I’m sure the daily ritual of blocking, muting, unfollowing has sucked the joy out of it.

I still want to be available to the people who are open, authentic, giving themselves to make something good, contributing, building up. But, to be available to them I have to make less time, perhaps radically less time, for the random voices.

Maybe that’s the big lesson in all this, the lesson I feel scared by this year, that our emotional resources are not up to the task of fighting back an endless wave on online opinion. We have to chose ways that work for us. The old rules can no longer apply.

Responses
Toni 8 years ago

One of the guys on Harmony central had a sig that said “people are bastard covered bastards with bastard filling”. While that’s a slight over-generalisation, it’s certainly true for a few, and if they can become group or opinion leaders in a particular environment, what follows is usually a cultural shift towards bastardy for that group.

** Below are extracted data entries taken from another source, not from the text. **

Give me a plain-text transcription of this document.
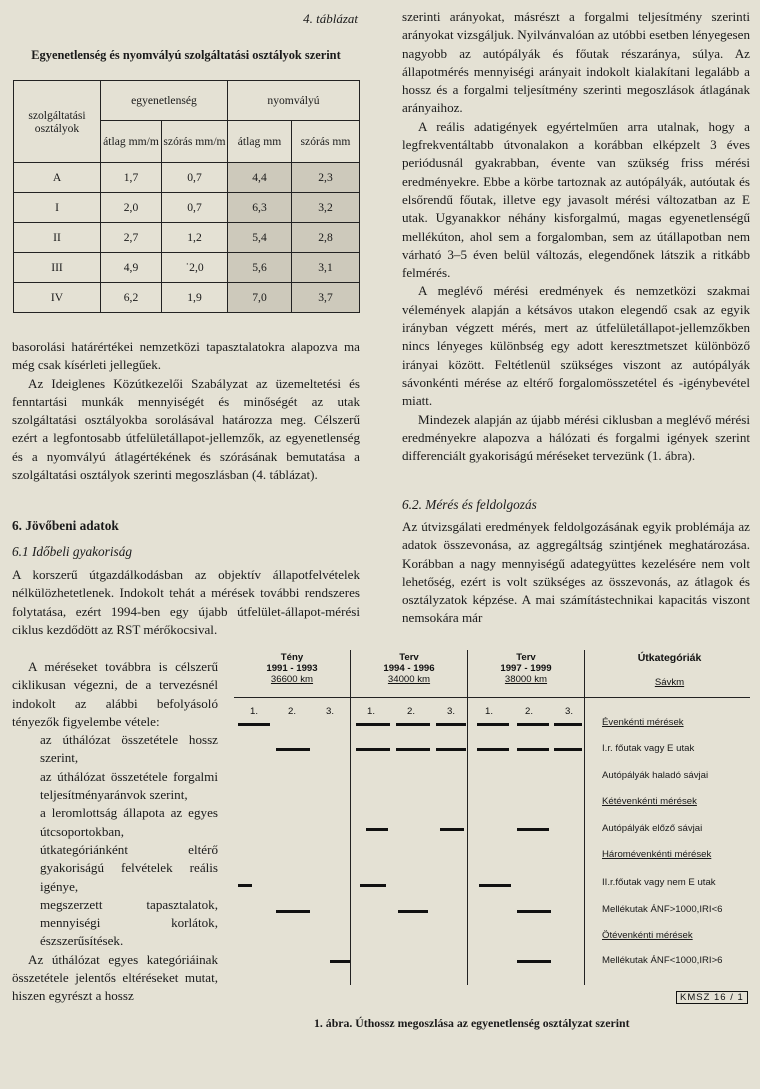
4. táblázat
Egyenetlenség és nyomvályú szolgáltatási osztályok szerint
szolgáltatási osztályok	egyenetlenség		nyomvályú	
	átlag mm/m	szórás mm/m	átlag mm	szórás mm
A	1,7	0,7	4,4	2,3
I	2,0	0,7	6,3	3,2
II	2,7	1,2	5,4	2,8
III	4,9	˙2,0	5,6	3,1
IV	6,2	1,9	7,0	3,7

basorolási határértékei nemzetközi tapasztalatokra alapozva ma még csak kísérleti jellegűek.

Az Ideiglenes Közútkezelői Szabályzat az üzemeltetési és fenntartási munkák mennyiségét és minőségét az utak szolgáltatási osztályokba sorolásával határozza meg. Célszerű ezért a legfontosabb útfelületállapot-jellemzők, az egyenetlenség és a nyomvályú átlagértékének és szórásának bemutatása a szolgáltatási osztályok szerinti megoszlásban (4. táblázat).

6. Jövőbeni adatok
6.1 Időbeli gyakoriság

A korszerű útgazdálkodásban az objektív állapotfelvételek nélkülözhetetlenek. Indokolt tehát a mérések további rendszeres folytatása, ezért 1994-ben egy újabb útfelület-állapot-mérési ciklus kezdődött az RST mérőkocsival.

A méréseket továbbra is célszerű ciklikusan végezni, de a tervezésnél indokolt az alábbi befolyásoló tényezők figyelembe vétele:

az úthálózat összetétele hossz szerint,

az úthálózat összetétele forgalmi teljesítményaránvok szerint,

a leromlottság állapota az egyes útcsoportokban,

útkategóriánként eltérő gyakoriságú felvételek reális igénye,

megszerzett tapasztalatok, mennyiségi korlátok, észszerűsítések.

Az úthálózat egyes kategóriáinak összetétele jelentős eltéréseket mutat, hiszen egyrészt a hossz

szerinti arányokat, másrészt a forgalmi teljesítmény szerinti arányokat vizsgáljuk. Nyilvánvalóan az utóbbi esetben lényegesen nagyobb az autópályák és főutak részaránya, súlya. Az állapotmérés mennyiségi arányait indokolt kialakítani legalább a hossz és a forgalmi teljesítmény szerinti megoszlások átlagának arányaihoz.

A reális adatigények egyértelműen arra utalnak, hogy a legfrekventáltabb útvonalakon a korábban elképzelt 3 éves periódusnál gyakrabban, évente van szükség friss mérési eredményekre. Ebbe a körbe tartoznak az autópályák, autóutak és elsőrendű főutak, illetve egy javasolt mérési változatban az E utak. Ugyanakkor néhány kisforgalmú, magas egyenetlenségű mellékúton, ahol sem a forgalomban, sem az útállapotban nem várható 3–5 éven belül változás, elegendőnek látszik a ritkább felmérés.

A meglévő mérési eredmények és nemzetközi szakmai vélemények alapján a kétsávos utakon elegendő csak az egyik irányban végzett mérés, mert az útfelületállapot-jellemzőkben nincs lényeges különbség egy adott keresztmetszet különböző irányai között. Feltétlenül szükséges viszont az autópályák sávonkénti mérése az eltérő forgalomösszetétel és -igénybevétel miatt.

Mindezek alapján az újabb mérési ciklusban a meglévő mérési eredményekre alapozva a hálózati és forgalmi igények szerint differenciált gyakoriságú méréseket tervezünk (1. ábra).

6.2. Mérés és feldolgozás

Az útvizsgálati eredmények feldolgozásának egyik problémája az adatok összevonása, az aggregáltság szintjének meghatározása. Korábban a nagy mennyiségű adategyüttes kezelésére nem volt lehetőség, ezért is volt szükséges az összevonás, az átlagok és osztályzatok képzése. A mai számítástechnikai kapacitás viszont nemsokára már

Tény
1991 - 1993
36600 km
Terv
1994 - 1996
34000 km
Terv
1997 - 1999
38000 km
Útkategóriák
Sávkm
1.	2.	3.	1.	2.	3.	1.	2.	3.
Évenkénti mérések
I.r. főutak vagy E utak
Autópályák haladó sávjai
Kétévenkénti mérések
Autópályák előző sávjai
Háromévenkénti mérések
II.r.főutak vagy nem E utak
Mellékutak ÁNF>1000,IRI<6
Ötévenkénti mérések
Mellékutak ÁNF<1000,IRI>6
KMSZ 16 / 1
1. ábra. Úthossz megoszlása az egyenetlenség osztályzat szerint
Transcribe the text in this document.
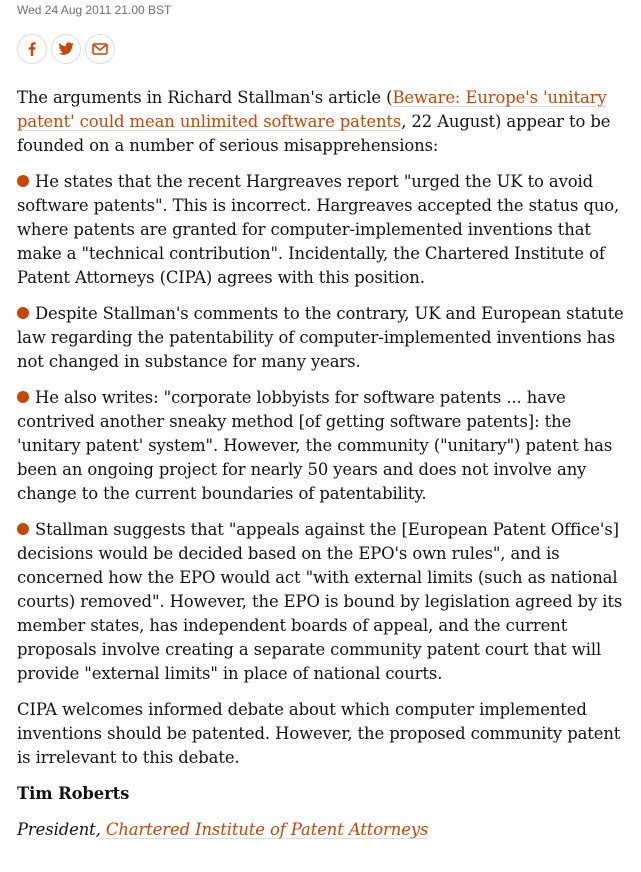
Wed 24 Aug 2011 21.00 BST

The arguments in Richard Stallman's article (Beware: Europe's 'unitary patent' could mean unlimited software patents, 22 August) appear to be founded on a number of serious misapprehensions:

He states that the recent Hargreaves report "urged the UK to avoid software patents". This is incorrect. Hargreaves accepted the status quo, where patents are granted for computer-implemented inventions that make a "technical contribution". Incidentally, the Chartered Institute of Patent Attorneys (CIPA) agrees with this position.

Despite Stallman's comments to the contrary, UK and European statute law regarding the patentability of computer-implemented inventions has not changed in substance for many years.

He also writes: "corporate lobbyists for software patents ... have contrived another sneaky method [of getting software patents]: the 'unitary patent' system". However, the community ("unitary") patent has been an ongoing project for nearly 50 years and does not involve any change to the current boundaries of patentability.

Stallman suggests that "appeals against the [European Patent Office's] decisions would be decided based on the EPO's own rules", and is concerned how the EPO would act "with external limits (such as national courts) removed". However, the EPO is bound by legislation agreed by its member states, has independent boards of appeal, and the current proposals involve creating a separate community patent court that will provide "external limits" in place of national courts.

CIPA welcomes informed debate about which computer implemented inventions should be patented. However, the proposed community patent is irrelevant to this debate.

Tim Roberts

President, Chartered Institute of Patent Attorneys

From the sound of things, twitter facilitates this kind of agressive anonymity by encouraging users to post without being ‘personally present’ in a way that doesn’t happen with either forums of blogs. In the early days of the internet the barriers to entry were generally a bit higher, and these kinds of people would be busy bullying their workmates or abusing their partners instead of writing stuff to hurt those they knew to be ‘wrong’. And having written that, I now recall an incident on Facebook with the wife of one of the guys we knew from ‘that forum’, who took offence at something I said and became incredibly abusive, even suggesting I’d engaged in sex with my mother and all sorts. Maybe it is the lack of human connection that enables people to be unspeakable to other people after all? It’s easy to destroy those you don’t know, but much harder to do it to those you care for.

Daniel 8 years ago

Online anonymity, availability of disposable identity (accounts) and associated lack of accountability certainly favors those with an agenda and willingness to attack others over those using their persistent personal or brand identity online.

It also seems like a case of the best of intentions gone wrong; ‘lets show people more of what they like’ using algorithms has unintentionally created echo chambers. These echo chambers makes it easy to never have to talk to the other side of a discussion. I fear for the future of discussion, debate and compromise if the trend doesn’t reverse.